State

The patterns in this chapter describe how to communicate your use of state. Objects are convenient packages of behavior which is presented to the outside world and state which is used to support that behavior. One of the advantages of objects is that they mince all of the state of a program into tiny pieces, each effectively its own little computer. Large libraries of state, promiscuously referenced, make further changes to code difficult because the effect of a code change on the state is hard to predict.
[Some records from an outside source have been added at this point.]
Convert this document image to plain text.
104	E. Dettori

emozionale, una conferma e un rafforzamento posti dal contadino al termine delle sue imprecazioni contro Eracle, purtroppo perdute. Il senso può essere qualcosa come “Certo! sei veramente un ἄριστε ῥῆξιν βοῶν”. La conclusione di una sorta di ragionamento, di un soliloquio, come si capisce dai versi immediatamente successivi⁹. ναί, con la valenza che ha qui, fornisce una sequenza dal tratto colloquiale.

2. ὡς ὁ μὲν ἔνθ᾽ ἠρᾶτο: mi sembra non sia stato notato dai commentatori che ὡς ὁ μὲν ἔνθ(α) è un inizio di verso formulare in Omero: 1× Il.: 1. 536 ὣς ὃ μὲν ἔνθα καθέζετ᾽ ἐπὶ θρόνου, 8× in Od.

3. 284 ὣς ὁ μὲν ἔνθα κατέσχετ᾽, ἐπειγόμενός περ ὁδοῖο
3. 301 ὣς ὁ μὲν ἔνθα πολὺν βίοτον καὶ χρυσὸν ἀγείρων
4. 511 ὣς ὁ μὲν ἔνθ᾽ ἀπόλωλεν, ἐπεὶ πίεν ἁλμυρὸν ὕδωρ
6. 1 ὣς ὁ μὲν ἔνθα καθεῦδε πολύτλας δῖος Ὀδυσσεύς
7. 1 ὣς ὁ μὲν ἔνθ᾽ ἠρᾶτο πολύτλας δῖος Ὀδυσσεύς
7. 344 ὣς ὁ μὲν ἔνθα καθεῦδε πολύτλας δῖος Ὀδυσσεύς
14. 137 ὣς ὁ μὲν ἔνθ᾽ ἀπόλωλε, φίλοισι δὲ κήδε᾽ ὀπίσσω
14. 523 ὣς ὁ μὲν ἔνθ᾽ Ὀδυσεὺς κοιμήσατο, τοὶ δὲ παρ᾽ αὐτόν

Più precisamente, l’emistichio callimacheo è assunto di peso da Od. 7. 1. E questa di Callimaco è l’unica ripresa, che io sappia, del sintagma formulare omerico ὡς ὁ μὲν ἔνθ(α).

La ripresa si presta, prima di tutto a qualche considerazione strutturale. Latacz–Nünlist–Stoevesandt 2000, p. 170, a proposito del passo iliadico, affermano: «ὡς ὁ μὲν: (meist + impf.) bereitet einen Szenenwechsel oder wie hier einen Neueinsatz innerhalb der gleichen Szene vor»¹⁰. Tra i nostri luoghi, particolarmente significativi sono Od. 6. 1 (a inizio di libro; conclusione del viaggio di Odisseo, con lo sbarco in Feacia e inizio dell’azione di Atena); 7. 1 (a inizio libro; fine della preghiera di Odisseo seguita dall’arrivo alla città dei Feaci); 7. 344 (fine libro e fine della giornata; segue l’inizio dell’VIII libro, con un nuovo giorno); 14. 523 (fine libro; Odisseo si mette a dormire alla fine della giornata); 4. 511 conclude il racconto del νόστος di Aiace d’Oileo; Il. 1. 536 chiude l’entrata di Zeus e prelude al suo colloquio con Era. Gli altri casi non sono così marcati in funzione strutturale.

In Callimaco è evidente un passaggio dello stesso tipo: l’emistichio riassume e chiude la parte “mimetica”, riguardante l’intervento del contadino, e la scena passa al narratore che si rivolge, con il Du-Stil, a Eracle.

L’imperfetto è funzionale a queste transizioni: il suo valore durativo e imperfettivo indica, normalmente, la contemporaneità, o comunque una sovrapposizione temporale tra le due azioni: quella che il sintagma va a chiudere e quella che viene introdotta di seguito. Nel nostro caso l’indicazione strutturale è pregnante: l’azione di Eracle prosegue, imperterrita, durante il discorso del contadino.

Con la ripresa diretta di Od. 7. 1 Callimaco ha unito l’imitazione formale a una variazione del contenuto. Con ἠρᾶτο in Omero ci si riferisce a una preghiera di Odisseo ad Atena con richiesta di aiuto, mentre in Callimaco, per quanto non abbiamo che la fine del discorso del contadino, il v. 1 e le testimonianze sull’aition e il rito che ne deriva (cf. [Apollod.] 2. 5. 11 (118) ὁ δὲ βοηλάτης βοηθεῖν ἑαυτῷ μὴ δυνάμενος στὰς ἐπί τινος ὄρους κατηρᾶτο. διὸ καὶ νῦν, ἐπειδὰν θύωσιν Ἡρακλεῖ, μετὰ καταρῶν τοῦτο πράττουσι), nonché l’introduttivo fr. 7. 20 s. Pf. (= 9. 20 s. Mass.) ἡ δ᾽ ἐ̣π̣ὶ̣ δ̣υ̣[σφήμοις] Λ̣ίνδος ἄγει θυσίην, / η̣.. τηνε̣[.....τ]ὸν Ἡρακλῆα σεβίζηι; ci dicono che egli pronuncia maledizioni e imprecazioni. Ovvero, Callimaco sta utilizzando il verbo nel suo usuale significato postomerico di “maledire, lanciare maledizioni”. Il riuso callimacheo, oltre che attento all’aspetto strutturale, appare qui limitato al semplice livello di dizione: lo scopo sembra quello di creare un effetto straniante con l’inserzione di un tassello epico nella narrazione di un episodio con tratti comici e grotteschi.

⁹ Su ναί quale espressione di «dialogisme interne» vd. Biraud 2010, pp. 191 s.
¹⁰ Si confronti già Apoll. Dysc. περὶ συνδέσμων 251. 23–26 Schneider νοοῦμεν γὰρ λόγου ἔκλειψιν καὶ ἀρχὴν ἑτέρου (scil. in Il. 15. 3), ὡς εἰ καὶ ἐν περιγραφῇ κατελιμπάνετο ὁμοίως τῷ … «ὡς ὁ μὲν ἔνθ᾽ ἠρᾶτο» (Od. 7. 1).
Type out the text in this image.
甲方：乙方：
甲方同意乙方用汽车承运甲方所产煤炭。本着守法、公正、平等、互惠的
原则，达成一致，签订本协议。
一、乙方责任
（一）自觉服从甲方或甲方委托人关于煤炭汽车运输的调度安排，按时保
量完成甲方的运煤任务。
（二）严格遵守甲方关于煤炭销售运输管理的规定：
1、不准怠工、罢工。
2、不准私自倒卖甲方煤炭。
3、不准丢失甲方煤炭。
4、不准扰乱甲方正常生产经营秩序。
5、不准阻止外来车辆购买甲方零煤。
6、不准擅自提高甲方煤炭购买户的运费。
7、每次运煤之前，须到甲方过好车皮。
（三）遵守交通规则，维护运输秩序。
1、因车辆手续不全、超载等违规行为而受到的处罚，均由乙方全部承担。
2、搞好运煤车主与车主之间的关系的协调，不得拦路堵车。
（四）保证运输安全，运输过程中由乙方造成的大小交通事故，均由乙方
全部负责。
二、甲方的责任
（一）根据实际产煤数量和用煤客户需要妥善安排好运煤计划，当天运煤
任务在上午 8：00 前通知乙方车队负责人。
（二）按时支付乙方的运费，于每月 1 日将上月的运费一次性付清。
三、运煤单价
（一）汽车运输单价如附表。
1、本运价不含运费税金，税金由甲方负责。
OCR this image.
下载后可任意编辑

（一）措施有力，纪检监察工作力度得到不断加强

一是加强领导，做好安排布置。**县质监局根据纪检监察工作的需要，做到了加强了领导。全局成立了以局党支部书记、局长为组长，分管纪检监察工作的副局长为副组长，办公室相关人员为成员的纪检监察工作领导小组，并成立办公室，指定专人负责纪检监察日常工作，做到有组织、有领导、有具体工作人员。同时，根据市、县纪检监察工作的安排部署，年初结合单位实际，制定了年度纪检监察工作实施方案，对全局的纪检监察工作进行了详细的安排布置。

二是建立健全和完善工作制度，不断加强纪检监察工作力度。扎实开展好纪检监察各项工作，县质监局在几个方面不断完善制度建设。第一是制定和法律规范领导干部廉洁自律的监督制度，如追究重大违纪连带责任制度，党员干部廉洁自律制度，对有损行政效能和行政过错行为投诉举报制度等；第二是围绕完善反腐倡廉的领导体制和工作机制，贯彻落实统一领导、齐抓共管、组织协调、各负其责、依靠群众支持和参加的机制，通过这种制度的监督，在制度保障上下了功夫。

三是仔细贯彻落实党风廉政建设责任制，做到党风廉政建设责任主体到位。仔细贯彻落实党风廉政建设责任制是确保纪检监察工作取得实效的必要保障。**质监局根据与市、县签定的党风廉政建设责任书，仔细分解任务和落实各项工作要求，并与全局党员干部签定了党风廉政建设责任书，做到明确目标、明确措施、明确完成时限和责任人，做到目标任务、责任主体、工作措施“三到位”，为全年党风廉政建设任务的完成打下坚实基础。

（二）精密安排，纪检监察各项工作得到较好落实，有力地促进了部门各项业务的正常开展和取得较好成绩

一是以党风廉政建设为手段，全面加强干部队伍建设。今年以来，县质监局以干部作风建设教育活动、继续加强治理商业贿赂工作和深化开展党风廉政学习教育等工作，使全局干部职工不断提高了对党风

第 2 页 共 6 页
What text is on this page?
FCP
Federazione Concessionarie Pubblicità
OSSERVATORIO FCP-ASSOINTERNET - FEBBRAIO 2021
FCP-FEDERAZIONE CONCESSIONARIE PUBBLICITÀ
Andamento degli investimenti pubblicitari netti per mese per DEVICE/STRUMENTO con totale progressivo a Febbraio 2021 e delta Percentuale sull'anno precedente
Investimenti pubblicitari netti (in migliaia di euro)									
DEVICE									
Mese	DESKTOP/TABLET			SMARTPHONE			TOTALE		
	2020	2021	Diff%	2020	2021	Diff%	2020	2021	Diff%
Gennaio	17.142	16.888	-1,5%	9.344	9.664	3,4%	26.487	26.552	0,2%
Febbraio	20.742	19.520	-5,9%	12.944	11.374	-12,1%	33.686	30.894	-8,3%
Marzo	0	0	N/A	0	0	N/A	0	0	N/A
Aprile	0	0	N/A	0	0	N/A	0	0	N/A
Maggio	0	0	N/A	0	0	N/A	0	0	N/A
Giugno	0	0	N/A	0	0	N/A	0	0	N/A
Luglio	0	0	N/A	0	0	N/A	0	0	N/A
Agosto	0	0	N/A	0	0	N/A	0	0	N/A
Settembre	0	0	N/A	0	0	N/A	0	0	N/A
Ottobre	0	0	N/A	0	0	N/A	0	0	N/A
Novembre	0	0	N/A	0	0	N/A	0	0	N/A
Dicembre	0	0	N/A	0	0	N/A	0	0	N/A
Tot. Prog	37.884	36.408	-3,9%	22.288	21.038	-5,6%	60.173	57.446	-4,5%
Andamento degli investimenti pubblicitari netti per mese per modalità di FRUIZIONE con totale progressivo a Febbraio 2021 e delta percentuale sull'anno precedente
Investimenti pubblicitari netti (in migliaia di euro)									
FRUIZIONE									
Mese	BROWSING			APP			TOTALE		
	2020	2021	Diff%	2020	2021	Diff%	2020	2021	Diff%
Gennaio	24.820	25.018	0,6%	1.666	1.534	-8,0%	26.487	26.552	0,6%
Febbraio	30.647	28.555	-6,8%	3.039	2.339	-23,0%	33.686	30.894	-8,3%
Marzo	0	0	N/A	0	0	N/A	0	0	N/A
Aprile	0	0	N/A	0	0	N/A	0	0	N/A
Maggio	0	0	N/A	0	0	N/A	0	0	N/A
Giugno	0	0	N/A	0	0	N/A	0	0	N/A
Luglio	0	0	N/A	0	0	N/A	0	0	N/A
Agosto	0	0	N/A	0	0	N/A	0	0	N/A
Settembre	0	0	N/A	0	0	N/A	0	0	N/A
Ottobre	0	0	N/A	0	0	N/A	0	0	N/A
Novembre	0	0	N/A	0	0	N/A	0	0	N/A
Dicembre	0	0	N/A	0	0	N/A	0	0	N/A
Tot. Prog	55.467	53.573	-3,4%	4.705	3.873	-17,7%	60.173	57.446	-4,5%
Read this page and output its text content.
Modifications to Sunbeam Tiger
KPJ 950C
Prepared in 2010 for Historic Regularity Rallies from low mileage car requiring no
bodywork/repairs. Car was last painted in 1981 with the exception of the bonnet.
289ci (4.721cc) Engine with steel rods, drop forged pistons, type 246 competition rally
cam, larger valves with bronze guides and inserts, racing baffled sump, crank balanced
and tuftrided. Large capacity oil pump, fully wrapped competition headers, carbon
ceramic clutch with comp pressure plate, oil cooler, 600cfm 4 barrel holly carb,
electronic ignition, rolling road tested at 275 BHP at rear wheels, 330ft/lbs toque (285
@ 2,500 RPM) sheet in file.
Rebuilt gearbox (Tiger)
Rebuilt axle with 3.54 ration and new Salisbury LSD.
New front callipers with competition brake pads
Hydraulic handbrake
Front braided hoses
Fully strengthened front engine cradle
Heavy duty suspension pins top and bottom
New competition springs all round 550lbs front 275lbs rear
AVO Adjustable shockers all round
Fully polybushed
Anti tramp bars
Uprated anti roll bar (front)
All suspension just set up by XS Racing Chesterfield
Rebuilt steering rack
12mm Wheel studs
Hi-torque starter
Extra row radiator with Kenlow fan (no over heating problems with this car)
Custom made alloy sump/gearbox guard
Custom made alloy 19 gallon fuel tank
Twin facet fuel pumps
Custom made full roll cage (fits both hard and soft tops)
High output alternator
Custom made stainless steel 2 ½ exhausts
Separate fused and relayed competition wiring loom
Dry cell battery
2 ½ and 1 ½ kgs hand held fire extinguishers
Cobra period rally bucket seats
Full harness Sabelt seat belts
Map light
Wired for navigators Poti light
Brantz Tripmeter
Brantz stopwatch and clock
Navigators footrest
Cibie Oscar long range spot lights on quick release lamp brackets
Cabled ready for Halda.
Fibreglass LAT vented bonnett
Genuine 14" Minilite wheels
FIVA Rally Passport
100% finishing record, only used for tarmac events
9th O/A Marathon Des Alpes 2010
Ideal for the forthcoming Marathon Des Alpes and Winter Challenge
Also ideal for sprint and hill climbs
With objects, it is easier to analyze what state will be affected by a change, because the namespace of referenceable state is so much smaller.

The chapter contains the following patterns:

  • State
    Compute with values that change over time.
  • Access
    Maintain flexibility by limiting access to state.
  • Direct Access
    Directly access state inside an object.
  • Indirect Access
    Access state through a method to provide greater flexibility.
  • Common State
    Store the state common to all objects of a class as fields.
  • Variable State
    Store state whose presence differs from instance to instance as a map.
  • Extrinsic State
    Store special-purpose state associated with an object in a map held by the user of that state.
  • Variable
    Variables provide a namespace for accessing state.
  • Local Variable
    Local variables hold state for a single scope.
  • Field
    Fields store state for the life of an object.
  • Parameter
    Parameters communicate state during the activation of a single method.
  • Collecting Parameter
    Pass a parameter to collect complicated results from multiple methods.
  • Optional Parameter
    Pass a parameter or use default parameter’s value.
  • Var Args
    Pass various count of parameters.
  • Parameter Object
    Consolidate frequently used long parameter lists into an object.
  • Constant
    Store state that doesn’t vary as a constant.
  • Role-Suggesting Name
    Name variables after the role they play in a computation.
  • Declared Type
    Declare a general type for variables.
  • Initialization
    Initialize variables declaratively as much as possible.